James Leslie Mitchell is acclaimed the world over for stories and novels of great power and originality. Very much a young man in a hurry, Mitchell was forced by social hardship to endure various forms of employment before finally embarking upon a writing career.  Less than six years elapsed before he died of peritonitis, a happy family man cut off in his prime, not yet thirty four years old; yet he left behind a body of work of awesome range and substance which continues to captivate readers throughout the world.
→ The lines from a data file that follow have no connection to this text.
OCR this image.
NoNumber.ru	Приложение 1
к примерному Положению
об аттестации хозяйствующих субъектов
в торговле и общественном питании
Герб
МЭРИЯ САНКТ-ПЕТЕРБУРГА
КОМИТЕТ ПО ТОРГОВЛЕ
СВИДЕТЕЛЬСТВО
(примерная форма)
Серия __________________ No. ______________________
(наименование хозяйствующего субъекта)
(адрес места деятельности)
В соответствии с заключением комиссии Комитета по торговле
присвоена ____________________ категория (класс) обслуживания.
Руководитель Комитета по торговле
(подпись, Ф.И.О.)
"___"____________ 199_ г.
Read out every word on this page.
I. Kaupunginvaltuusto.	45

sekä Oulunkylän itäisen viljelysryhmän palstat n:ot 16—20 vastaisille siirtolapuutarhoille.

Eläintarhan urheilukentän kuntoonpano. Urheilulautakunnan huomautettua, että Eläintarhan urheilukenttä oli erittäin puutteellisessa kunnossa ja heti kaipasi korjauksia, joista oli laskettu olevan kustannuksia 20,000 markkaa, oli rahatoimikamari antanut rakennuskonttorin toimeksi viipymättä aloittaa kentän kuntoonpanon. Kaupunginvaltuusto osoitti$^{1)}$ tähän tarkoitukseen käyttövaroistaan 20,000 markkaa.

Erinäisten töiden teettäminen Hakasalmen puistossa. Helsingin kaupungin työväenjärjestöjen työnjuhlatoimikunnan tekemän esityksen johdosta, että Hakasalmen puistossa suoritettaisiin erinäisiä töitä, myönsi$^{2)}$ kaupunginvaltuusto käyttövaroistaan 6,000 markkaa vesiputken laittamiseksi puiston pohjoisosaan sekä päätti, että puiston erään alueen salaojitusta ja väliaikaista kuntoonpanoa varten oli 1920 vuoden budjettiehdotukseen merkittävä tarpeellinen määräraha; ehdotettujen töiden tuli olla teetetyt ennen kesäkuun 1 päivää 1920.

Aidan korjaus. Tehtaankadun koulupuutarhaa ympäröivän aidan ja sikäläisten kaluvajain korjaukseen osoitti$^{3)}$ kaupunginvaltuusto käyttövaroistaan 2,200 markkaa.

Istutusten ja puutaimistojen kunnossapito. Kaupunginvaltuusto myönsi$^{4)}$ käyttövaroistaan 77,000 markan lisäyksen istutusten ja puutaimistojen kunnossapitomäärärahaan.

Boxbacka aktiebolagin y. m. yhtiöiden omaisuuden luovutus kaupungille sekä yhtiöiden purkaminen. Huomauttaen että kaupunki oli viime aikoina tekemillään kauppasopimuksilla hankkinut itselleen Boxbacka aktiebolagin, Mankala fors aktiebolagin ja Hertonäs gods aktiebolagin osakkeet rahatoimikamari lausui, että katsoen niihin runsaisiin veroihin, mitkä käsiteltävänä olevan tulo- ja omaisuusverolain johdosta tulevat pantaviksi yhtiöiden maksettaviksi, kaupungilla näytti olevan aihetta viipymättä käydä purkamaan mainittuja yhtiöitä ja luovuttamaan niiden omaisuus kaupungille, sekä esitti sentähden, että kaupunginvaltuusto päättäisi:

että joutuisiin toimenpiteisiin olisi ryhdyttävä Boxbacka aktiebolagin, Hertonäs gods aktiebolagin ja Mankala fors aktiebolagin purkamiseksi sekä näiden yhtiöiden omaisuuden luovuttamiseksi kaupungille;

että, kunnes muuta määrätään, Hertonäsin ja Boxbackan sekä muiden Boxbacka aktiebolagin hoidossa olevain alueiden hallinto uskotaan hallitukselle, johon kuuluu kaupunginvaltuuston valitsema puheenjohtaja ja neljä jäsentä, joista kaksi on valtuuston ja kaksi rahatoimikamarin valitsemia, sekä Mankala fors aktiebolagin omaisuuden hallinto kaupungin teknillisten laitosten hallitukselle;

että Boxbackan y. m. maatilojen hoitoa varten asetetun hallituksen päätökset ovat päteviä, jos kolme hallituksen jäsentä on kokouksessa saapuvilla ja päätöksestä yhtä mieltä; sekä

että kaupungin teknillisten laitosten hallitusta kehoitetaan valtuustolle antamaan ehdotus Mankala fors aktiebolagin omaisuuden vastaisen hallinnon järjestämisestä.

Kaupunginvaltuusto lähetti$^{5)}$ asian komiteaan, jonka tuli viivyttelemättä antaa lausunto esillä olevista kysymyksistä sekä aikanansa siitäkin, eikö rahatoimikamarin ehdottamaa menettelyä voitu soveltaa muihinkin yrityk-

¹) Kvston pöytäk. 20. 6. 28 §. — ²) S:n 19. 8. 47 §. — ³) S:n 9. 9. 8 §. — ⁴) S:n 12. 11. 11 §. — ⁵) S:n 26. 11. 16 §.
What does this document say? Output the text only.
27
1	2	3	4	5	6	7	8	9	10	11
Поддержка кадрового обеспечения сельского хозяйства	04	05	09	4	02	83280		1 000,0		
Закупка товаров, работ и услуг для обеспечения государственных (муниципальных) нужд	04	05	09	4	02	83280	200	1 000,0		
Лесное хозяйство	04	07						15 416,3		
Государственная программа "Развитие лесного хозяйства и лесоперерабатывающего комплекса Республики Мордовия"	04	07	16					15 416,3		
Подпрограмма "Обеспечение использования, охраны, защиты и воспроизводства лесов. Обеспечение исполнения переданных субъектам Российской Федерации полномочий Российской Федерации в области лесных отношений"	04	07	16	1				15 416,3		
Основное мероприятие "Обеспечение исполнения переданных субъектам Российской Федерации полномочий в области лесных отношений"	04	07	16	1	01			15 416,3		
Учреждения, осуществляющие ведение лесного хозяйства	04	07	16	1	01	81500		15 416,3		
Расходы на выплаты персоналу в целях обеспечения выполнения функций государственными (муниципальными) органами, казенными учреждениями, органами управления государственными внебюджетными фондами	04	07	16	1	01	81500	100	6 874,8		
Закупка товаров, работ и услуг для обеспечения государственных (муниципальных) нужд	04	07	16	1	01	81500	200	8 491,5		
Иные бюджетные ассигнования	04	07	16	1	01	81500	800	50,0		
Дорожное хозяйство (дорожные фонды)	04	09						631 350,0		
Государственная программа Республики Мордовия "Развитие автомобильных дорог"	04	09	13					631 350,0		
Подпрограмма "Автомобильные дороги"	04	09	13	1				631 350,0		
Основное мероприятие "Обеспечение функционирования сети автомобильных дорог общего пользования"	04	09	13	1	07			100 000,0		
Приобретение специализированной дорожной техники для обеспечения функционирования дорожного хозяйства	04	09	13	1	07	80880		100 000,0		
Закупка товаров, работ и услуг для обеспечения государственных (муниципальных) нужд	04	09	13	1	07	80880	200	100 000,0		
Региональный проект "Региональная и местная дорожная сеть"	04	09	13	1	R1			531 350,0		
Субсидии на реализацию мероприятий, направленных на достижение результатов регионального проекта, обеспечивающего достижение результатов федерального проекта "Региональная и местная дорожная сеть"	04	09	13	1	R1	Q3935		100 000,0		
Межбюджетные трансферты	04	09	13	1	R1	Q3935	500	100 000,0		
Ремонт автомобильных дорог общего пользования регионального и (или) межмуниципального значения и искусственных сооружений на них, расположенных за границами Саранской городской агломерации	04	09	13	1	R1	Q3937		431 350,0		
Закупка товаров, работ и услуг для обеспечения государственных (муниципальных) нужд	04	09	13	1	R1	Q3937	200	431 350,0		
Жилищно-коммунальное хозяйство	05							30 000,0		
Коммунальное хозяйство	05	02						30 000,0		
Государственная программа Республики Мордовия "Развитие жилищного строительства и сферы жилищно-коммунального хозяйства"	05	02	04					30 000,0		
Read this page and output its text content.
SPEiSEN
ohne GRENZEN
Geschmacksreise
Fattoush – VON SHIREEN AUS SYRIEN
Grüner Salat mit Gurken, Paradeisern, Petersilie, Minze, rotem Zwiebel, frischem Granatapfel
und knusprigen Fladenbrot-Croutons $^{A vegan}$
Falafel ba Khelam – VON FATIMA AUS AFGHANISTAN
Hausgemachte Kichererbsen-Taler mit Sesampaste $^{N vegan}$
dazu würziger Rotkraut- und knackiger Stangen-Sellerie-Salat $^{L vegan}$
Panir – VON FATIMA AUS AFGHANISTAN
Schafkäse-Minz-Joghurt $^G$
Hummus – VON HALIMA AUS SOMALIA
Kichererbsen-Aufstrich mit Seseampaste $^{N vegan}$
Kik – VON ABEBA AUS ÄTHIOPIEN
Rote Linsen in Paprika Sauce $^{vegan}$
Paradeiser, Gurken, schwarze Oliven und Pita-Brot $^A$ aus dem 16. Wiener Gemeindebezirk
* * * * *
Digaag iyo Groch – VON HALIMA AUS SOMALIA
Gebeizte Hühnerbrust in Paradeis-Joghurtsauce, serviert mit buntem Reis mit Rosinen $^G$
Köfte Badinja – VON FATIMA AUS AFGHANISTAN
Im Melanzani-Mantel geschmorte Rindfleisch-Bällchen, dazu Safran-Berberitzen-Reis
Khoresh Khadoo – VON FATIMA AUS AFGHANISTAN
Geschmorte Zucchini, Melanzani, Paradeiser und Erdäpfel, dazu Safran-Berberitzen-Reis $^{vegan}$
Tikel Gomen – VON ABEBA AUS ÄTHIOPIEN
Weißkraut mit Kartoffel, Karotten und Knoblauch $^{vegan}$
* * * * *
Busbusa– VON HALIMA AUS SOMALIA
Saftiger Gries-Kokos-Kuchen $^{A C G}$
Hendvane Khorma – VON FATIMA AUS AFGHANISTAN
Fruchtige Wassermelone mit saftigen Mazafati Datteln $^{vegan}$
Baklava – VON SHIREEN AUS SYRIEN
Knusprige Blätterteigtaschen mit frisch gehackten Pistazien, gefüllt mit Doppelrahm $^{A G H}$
Mitchell produced Scottish fiction which pays full homage to his northeast roots. Sunset Song (1932) rightly wins greatest acclaim as a vibrant tribute to his ain folk, the Scottish peasant crofters among whom he had grown up. Chris Guthrie's story maintains its compelling appeal through the two succeeding novels in the trilogy A Scots Quair, Cloud Howe (1933) and Grey Granite (1934). And the short stories collected in Scottish Scene (1934), the miscellany shared with the poet Hugh MacDiarmid, reach the same heights of craftsmanship, especially 'Clay', 'Smeddum' and 'Greenden'.   His works, memorably adapted for radio, television and stage, have steadily established his reputation as a Scottish writer of truly global significance. Such an awesome publishing list leaves us to ponder sadly what he might have gone on to achieve had he not died, tragically young, on 7 February 1935.